Preparation and characterization of itraconazole loaded nanomicelles based on dextran-behenic acid for cutaneous leishmaniasis treatment

Cutaneous leishmaniasis is known as the most prevalent clinical form of leishmaniasis. It needs the development of new therapies due to the serious side-effects promoted by taking the current drugs. In the present study, dextran-behenic acid (DEX-BA) based nanomicelles were developed to direct the delivery of itraconazole (ITZ) to the macrophages and enhance its toxic effects against Leishmania parasites. DEX-BA was synthesized through the esterification of dextran with behenic acid. The critical micelle concentration of the newly developed conjugate was evaluated using pyrene as the fluorescent probe. The nanomicelles were generated by the dialysis method; then they were optimized by applying a Box-Behnken design.
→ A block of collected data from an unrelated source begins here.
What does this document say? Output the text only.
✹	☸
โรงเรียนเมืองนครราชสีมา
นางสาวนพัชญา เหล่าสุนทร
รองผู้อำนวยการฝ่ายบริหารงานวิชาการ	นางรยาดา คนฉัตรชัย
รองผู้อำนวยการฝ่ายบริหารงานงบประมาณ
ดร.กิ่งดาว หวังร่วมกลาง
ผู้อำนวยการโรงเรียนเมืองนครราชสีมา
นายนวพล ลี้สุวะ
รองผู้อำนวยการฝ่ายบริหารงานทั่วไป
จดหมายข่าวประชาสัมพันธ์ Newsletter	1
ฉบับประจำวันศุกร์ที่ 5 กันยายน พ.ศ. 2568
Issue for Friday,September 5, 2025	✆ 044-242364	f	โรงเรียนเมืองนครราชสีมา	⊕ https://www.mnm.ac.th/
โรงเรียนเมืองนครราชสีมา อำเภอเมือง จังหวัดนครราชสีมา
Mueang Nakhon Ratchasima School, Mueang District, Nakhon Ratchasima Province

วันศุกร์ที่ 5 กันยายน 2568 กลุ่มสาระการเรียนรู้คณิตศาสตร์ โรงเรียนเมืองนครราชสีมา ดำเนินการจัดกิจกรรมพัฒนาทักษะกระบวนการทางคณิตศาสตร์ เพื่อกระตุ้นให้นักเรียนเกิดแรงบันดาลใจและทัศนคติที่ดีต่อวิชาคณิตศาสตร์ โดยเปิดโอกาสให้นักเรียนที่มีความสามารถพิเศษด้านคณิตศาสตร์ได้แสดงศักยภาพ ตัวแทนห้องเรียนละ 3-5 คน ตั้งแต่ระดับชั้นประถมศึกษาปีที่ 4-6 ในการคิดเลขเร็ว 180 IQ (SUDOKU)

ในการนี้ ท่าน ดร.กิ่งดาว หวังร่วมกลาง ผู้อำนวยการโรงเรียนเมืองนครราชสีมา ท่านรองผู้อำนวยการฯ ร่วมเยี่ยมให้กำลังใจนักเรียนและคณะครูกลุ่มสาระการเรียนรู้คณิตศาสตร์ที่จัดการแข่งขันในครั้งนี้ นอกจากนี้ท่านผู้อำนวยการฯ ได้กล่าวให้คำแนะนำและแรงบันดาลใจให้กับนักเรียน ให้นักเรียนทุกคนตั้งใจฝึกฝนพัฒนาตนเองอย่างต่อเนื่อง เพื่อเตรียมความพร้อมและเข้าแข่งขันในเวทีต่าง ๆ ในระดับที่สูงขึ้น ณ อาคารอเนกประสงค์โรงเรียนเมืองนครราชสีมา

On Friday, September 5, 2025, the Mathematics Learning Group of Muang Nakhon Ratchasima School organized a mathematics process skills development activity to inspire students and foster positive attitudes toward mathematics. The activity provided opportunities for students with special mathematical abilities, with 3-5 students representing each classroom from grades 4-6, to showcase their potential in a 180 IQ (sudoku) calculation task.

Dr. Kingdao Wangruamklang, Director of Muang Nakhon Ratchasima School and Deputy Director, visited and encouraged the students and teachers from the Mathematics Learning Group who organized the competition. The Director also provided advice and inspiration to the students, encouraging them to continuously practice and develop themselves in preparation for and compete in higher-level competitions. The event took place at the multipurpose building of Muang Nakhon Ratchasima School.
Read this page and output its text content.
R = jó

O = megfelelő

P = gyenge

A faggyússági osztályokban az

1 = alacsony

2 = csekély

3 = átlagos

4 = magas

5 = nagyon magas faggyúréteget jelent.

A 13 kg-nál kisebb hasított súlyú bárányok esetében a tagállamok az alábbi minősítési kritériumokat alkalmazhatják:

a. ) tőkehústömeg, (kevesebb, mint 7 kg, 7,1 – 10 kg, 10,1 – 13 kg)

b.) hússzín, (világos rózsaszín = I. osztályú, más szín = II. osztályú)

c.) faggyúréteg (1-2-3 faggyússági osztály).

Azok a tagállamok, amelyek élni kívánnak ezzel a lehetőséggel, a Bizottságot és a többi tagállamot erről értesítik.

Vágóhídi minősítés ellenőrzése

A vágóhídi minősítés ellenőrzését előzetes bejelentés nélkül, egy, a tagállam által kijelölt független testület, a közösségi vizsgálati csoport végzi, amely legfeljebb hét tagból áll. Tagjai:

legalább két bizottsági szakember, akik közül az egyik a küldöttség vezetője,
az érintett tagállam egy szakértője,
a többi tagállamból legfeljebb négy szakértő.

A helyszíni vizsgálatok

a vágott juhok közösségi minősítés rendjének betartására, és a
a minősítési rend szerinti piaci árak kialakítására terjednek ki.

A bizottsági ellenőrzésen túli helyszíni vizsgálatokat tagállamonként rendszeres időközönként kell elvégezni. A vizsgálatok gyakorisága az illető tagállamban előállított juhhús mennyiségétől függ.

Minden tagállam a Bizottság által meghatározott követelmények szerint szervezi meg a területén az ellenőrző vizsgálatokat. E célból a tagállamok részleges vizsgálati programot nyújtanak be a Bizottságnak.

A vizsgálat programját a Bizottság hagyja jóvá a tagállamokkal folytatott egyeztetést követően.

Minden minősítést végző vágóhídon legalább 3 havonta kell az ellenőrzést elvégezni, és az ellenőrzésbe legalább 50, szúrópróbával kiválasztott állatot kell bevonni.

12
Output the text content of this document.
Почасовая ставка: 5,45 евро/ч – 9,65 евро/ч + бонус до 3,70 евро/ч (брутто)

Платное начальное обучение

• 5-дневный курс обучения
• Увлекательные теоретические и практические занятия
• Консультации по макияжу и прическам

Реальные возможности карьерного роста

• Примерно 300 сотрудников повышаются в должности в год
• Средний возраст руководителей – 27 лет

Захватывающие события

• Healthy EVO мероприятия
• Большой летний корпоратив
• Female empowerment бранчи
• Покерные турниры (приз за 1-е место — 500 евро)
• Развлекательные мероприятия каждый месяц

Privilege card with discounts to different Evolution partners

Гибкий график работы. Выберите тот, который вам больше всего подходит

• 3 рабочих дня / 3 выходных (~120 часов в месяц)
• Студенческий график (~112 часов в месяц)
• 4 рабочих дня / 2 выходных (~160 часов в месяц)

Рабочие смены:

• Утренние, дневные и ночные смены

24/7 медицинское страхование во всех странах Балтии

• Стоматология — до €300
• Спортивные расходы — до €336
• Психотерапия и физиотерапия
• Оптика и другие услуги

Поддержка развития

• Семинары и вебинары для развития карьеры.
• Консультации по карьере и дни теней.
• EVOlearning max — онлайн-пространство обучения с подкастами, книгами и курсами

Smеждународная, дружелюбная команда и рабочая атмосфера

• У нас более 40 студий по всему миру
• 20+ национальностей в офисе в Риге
The effects of the dialysis temperature, polymer content, and sonication time on the characteristics of micelles were subsequently studied. Furthermore, in vitro efficacy against Leishmania major promastigotes and parasite-infected macrophages was evaluated. The optimized formulation showed the particle size of 195.16 +/- 3.06 nm, the polydispersity index of 0.39 +/- 0.01, the zeta potential of -16.29 +/- 0.89 mV, the encapsulation efficiency % of 56.11 +/- 4.9, and the release efficiency % of 51.29 +/- 1.97. According to scanning electron microscopy, the nanomicelles were found to be nearly spherical in shape. ITZ-loaded nanomicelles showed the strongest anti-leishmanial activities when compared with the free ITZ and drug-free nanomicelles. It could be, therefore, concluded that ITZ-loaded nanomicelles might be useful as an alternative therapy for the treatment of cutaneous leishmania.

Automated summary

This study developed dextran-behenic acid-based nanomicelles for targeted delivery of itraconazole to macrophages to enhance its toxic effects against Leishmania parasites. The optimized formulation showed promising anti-leishmanial activities, suggesting that ITZ-loaded nanomicelles could serve as an alternative therapy for cutaneous leishmaniasis.